ST. LOUIS -- He was rummaging through a new box of hats, taking them out one by one and stretching them out on his right foot until you could hear a tearing sound. Roger Clemens sat at his locker stretching hats, having changed into his No. 22 Astros jersey, but still wearing gray dress pants.
He had a photo shoot scheduled for a national publication, and a Houston radio show wanted him to do a call-in. But Clemens, the scheduled starter for Game 3 of the National League Championship Series in Houston Saturday, was just engaging in a little Boston talk on the eve of Game 1. He never has forgotten where he came from.
''Here I am still pitching," Clemens said. ''Debbie and I were looking forward to the day where we could just go up to my old neighborhood [Framingham] and just hang out with some of our friends up there. Maybe go to a few games at Fenway. Same in New York. Just grab five or six of your close friends up there and go out to eat and see a ballgame.
''But here I am, still pitching. This is still exciting for me. We have a good team and this guy over here" -- he points to Andy Pettitte's locker -- ''has had an unbelievable year. It's been so much fun just being a part of this and hanging with Andy. We both came home to pitch and we got pretty far last year when Andy was injured, and hopefully we can make this a great series."

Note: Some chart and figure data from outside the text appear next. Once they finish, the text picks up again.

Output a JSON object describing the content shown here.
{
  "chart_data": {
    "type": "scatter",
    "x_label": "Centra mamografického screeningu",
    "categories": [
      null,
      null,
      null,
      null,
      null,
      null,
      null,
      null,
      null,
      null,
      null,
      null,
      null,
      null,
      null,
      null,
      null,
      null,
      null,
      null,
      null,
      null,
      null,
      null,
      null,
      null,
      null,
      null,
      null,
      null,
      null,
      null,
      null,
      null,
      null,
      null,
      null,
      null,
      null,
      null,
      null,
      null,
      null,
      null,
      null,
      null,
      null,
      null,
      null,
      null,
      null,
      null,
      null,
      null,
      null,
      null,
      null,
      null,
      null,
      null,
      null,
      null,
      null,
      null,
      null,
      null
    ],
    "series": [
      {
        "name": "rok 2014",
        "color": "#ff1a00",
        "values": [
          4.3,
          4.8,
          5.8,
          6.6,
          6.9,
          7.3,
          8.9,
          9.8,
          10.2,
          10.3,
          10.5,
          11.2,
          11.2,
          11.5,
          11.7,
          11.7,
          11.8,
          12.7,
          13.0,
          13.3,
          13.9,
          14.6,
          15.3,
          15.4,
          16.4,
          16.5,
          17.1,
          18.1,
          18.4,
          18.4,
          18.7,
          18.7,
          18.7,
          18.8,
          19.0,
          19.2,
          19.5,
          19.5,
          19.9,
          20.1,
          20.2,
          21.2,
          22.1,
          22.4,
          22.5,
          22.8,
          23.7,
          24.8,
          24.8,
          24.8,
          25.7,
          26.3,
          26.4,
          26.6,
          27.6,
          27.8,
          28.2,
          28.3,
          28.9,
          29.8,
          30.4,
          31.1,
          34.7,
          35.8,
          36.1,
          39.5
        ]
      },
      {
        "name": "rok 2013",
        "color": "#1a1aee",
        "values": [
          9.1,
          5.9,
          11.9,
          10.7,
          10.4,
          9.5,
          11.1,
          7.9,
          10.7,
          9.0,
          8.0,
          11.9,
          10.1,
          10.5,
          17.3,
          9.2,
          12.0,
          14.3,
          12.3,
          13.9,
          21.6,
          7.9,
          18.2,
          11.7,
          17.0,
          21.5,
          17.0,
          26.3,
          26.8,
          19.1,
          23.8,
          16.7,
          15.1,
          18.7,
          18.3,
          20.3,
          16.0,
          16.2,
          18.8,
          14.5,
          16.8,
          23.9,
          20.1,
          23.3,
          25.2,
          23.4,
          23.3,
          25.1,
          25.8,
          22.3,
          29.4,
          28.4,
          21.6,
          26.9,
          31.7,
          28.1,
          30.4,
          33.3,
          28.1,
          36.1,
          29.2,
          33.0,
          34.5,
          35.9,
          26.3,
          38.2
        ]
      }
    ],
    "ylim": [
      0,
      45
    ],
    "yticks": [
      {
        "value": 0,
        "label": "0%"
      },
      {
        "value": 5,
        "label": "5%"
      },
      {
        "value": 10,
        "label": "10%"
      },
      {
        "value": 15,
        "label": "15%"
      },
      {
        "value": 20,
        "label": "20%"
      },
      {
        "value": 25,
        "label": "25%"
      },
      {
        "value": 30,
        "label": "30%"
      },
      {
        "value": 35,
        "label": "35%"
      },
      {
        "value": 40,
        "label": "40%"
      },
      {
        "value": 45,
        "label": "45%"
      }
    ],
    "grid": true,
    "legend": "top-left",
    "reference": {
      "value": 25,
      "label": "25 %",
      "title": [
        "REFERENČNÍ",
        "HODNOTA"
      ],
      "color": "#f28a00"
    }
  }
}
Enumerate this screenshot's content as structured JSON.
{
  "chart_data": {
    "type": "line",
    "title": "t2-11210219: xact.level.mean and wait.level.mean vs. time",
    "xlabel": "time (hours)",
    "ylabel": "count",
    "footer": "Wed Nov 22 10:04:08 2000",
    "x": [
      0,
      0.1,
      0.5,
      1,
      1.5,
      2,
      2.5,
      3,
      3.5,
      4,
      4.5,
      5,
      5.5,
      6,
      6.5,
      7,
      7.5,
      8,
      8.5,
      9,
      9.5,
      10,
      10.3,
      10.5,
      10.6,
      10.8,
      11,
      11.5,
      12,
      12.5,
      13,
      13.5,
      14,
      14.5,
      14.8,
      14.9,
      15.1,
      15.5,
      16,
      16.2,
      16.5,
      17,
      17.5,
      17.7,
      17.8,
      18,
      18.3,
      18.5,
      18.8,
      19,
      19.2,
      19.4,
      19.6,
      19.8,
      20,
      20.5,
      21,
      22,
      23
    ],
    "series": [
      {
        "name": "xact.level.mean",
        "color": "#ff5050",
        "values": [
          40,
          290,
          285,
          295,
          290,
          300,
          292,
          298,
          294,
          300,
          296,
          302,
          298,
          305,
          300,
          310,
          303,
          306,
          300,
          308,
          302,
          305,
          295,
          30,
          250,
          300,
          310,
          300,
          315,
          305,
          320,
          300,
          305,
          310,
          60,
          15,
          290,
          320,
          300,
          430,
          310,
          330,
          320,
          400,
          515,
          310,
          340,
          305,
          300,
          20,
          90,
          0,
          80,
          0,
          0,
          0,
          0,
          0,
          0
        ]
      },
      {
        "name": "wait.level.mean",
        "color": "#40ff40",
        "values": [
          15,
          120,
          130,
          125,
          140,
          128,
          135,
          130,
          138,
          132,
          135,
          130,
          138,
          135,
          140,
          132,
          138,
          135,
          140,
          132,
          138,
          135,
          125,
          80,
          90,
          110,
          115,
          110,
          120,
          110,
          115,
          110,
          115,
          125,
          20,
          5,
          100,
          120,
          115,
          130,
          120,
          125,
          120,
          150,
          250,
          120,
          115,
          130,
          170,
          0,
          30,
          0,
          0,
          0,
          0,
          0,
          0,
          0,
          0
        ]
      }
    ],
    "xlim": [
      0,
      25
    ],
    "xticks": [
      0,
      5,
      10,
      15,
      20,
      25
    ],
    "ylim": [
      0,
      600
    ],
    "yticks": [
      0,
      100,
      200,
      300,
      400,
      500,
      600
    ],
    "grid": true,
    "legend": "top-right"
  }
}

Not that the six-time Cy Young Award winner needs any more accolades, but in the longest postseason game in baseball history -- Sunday's 18-inning win that eliminated the Atlanta Braves in the Division Series -- Clemens was the winning pitcher, hurling three scoreless innings in relief before rookie Chris Burke ended it with a solo home run.
''It was one of the greatest games I've ever been involved in," Clemens said. ''Two teams going at each other like that inning for inning. You thought back to '86 and Game 6 and 2001 with the Yankees. But this was like a heavyweight fight."
How long could he have gone?
''I would just have kept pitching," Clemens said. ''What else are you going to do? You're in that situation. Nobody's left to bring in, so it's me. I would have kept going and given it everything I had. This is playoff time. You can't say you are tired. You're not going to hold anything back."
Pettite, who starts tonight against another old chum of Clemens, Cardinals ace Chris Carpenter, had been sent home by manager Phil Garner Sunday to rest up in case he needed to go in Game 5 in Atlanta. Pettitte said he phoned the Astros clubhouse a few times after the ninth inning and eventually was asked to come to the park just in case.
Clemens can't recall a game that stirred so much emotion from fans around the country.
''I know back home my family's been talking about it for a couple of days now," he said. ''We've been getting calls from people from all over just wanting to talk about that game. It was pretty special. Happy to be a part of it and happy we came up on the winning end."
Clemens said he doesn't feel that tired, and he'll have five days of rest for his start.
The Rocket has been around long enough that he is idolized by other pitchers. Carpenter, for instance, grew up watching Clemens as a kid in Raymond, N.H., then got to pitch with him in Toronto. Carpenter was one of the best pitchers in the National League this year, going 21-5 with a 2.83 ERA.
''All Carp needed was to stay healthy," Clemens said. ''He always had great ability. I'm happy to see he put it all together and had a great year. I know he went through a lot last year, just like Andy did. It's going to be fun watching these two guys go at each other."
Clemens said he was hoping to hook up with former Red Sox Scott Cooper and Al Nipper, who live in the St. Louis suburbs. Nipper is Boston's minor league pitching coordinator and was a running mate of Clemens in his years in Boston.
Clemens also has stayed in touch with Bruce Hurst and was intrigued to learn that Dennis ''Oil Can" Boyd pitched for the Brockton Rox this summer at age 45.
''That's great," Clemens said. ''Oil Can is doing what he loves. It's great to hear he's still pitching."
He also was happy for Wade Boggs, who was inducted into the Hall of Fame this year, and called it nonsense that he and Boggs didn't get along.
''Wade and I were teammates for a long while," said Clemens. ''I respected what he did in a baseball uniform. I was probably closer to other players on the team, but he deserved the honor. He was a great player."
No conversation with Clemens can end without the subject of retirement being brought up.
''Haven't even thought about it, and I won't think about it," Clemens said. ''There's a long way to go here. That's what I'm thinking about. This and following the boys. Two of them are playing football right now and Koby [an Astros catching prospect] has started his offseason workout program.
''There's a lot going on. That won't be crossing my mind for a while."